Abstract

In the past several years, financial statements fraud has cost market participants huge sum of loss and it has eroded market participants confidence in the audit financial report of organisations. This study therefore, examined the determinants of financial statement fraud in Nigeria and South Africa. The study specifically focus on firm size, leverage, board independence, institutional ownership, firm profitability and capital structure. The population of the study comprised 510 quoted non-financial companies in the Nigeria Stock Exchange and Johannesburg Stock Exchange for the periods 2012 to 2018. A sample size of 70 was selected using random sampling techniques.

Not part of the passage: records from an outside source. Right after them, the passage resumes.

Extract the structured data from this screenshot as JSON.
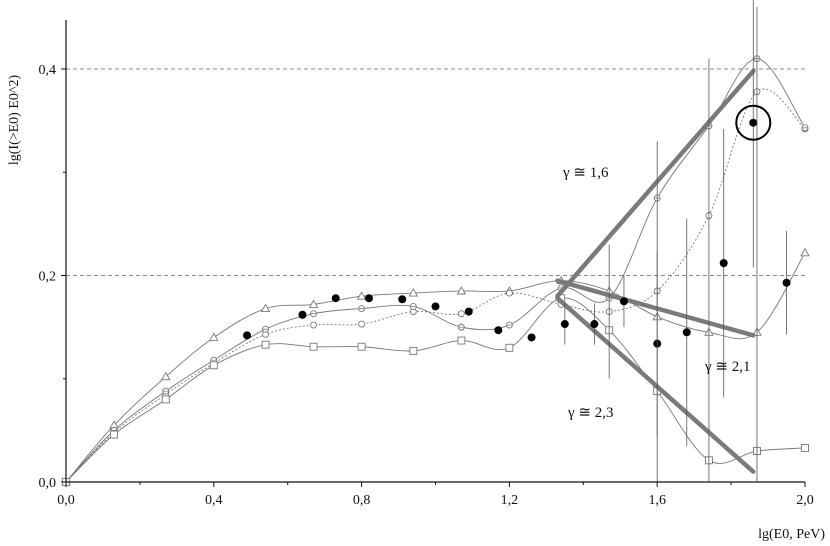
{
  "chart_data": {
    "type": "line",
    "xlabel": "lg(E0, PeV)",
    "ylabel": "lg(I(>E0) E0^2)",
    "xlim": [
      0.0,
      2.0
    ],
    "ylim": [
      0.0,
      0.45
    ],
    "x_ticks": [
      "0,0",
      "0,4",
      "0,8",
      "1,2",
      "1,6",
      "2,0"
    ],
    "x_tick_values": [
      0.0,
      0.4,
      0.8,
      1.2,
      1.6,
      2.0
    ],
    "y_ticks": [
      "0,0",
      "0,2",
      "0,4"
    ],
    "y_tick_values": [
      0.0,
      0.2,
      0.4
    ],
    "reference_lines_y": [
      0.2,
      0.4
    ],
    "series": [
      {
        "marker": "triangle",
        "color": "#777777",
        "x": [
          0.0,
          0.13,
          0.27,
          0.4,
          0.54,
          0.67,
          0.8,
          0.94,
          1.07,
          1.2,
          1.34,
          1.47,
          1.6,
          1.74,
          1.87,
          2.0
        ],
        "y": [
          0.0,
          0.055,
          0.102,
          0.14,
          0.168,
          0.172,
          0.18,
          0.183,
          0.185,
          0.185,
          0.195,
          0.185,
          0.16,
          0.145,
          0.145,
          0.222
        ]
      },
      {
        "marker": "circle",
        "color": "#777777",
        "x": [
          0.0,
          0.13,
          0.27,
          0.4,
          0.54,
          0.67,
          0.8,
          0.94,
          1.07,
          1.2,
          1.34,
          1.47,
          1.6,
          1.74,
          1.87,
          2.0
        ],
        "y": [
          0.0,
          0.048,
          0.085,
          0.115,
          0.143,
          0.152,
          0.153,
          0.165,
          0.163,
          0.183,
          0.172,
          0.165,
          0.185,
          0.258,
          0.378,
          0.342
        ]
      },
      {
        "marker": "diamond",
        "color": "#777777",
        "x": [
          0.0,
          0.13,
          0.27,
          0.4,
          0.54,
          0.67,
          0.8,
          0.94,
          1.07,
          1.2,
          1.34,
          1.47,
          1.6,
          1.74,
          1.87,
          2.0
        ],
        "y": [
          0.0,
          0.05,
          0.088,
          0.118,
          0.148,
          0.163,
          0.168,
          0.17,
          0.15,
          0.152,
          0.188,
          0.178,
          0.275,
          0.345,
          0.41,
          0.343
        ]
      },
      {
        "marker": "square",
        "color": "#777777",
        "x": [
          0.0,
          0.13,
          0.27,
          0.4,
          0.54,
          0.67,
          0.8,
          0.94,
          1.07,
          1.2,
          1.34,
          1.47,
          1.6,
          1.74,
          1.87,
          2.0
        ],
        "y": [
          0.0,
          0.046,
          0.08,
          0.113,
          0.133,
          0.131,
          0.131,
          0.127,
          0.137,
          0.13,
          0.178,
          0.147,
          0.088,
          0.021,
          0.03,
          0.033
        ]
      }
    ],
    "experimental_points": {
      "marker": "filled-circle",
      "color": "#000000",
      "x": [
        0.49,
        0.64,
        0.73,
        0.82,
        0.91,
        1.0,
        1.09,
        1.17,
        1.26,
        1.35,
        1.43,
        1.51,
        1.6,
        1.68,
        1.78,
        1.86,
        1.95
      ],
      "y": [
        0.142,
        0.162,
        0.178,
        0.178,
        0.177,
        0.17,
        0.165,
        0.147,
        0.14,
        0.153,
        0.153,
        0.175,
        0.134,
        0.145,
        0.212,
        0.348,
        0.193
      ],
      "err": [
        0.0,
        0.0,
        0.0,
        0.0,
        0.0,
        0.0,
        0.0,
        0.0,
        0.0,
        0.02,
        0.02,
        0.025,
        0.09,
        0.11,
        0.13,
        0.14,
        0.05
      ]
    },
    "highlighted_point": {
      "x": 1.86,
      "y": 0.348
    },
    "fit_lines": [
      {
        "label": "γ ≅ 1,6",
        "x": [
          1.33,
          1.86
        ],
        "y": [
          0.18,
          0.398
        ],
        "color": "#7a7a7a"
      },
      {
        "label": "γ ≅ 2,1",
        "x": [
          1.33,
          1.86
        ],
        "y": [
          0.195,
          0.142
        ],
        "color": "#7a7a7a"
      },
      {
        "label": "γ ≅ 2,3",
        "x": [
          1.33,
          1.86
        ],
        "y": [
          0.178,
          0.01
        ],
        "color": "#7a7a7a"
      }
    ],
    "fit_labels": [
      "γ ≅ 1,6",
      "γ ≅ 2,1",
      "γ ≅ 2,3"
    ],
    "grid": false
  }
}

The data collected were analysed using descriptive statistics and robust least square regression analysis. It was observed from the descriptive statistics that there is presence of financial statement fraud reporting among the quoted non-financial companies in Nigeria and South Africa. The results revealed that firm size was statistically significant in Nigeria and South Africa, leverage was statistically insignificant in Nigeria and South Africa, board independence was statistically significant in Nigeria but insignificant in South Africa, institutional ownership was statistically significant in Nigeria and insignificant in South Africa, firm profitability was statistically significant in South Africa but insignificant in Nigeria while capital structure was statistically insignificant in Nigeria and South Africa. The study recommended that the results have direct implications for further improvement of firm size, board independence, institutional investors and capital structure.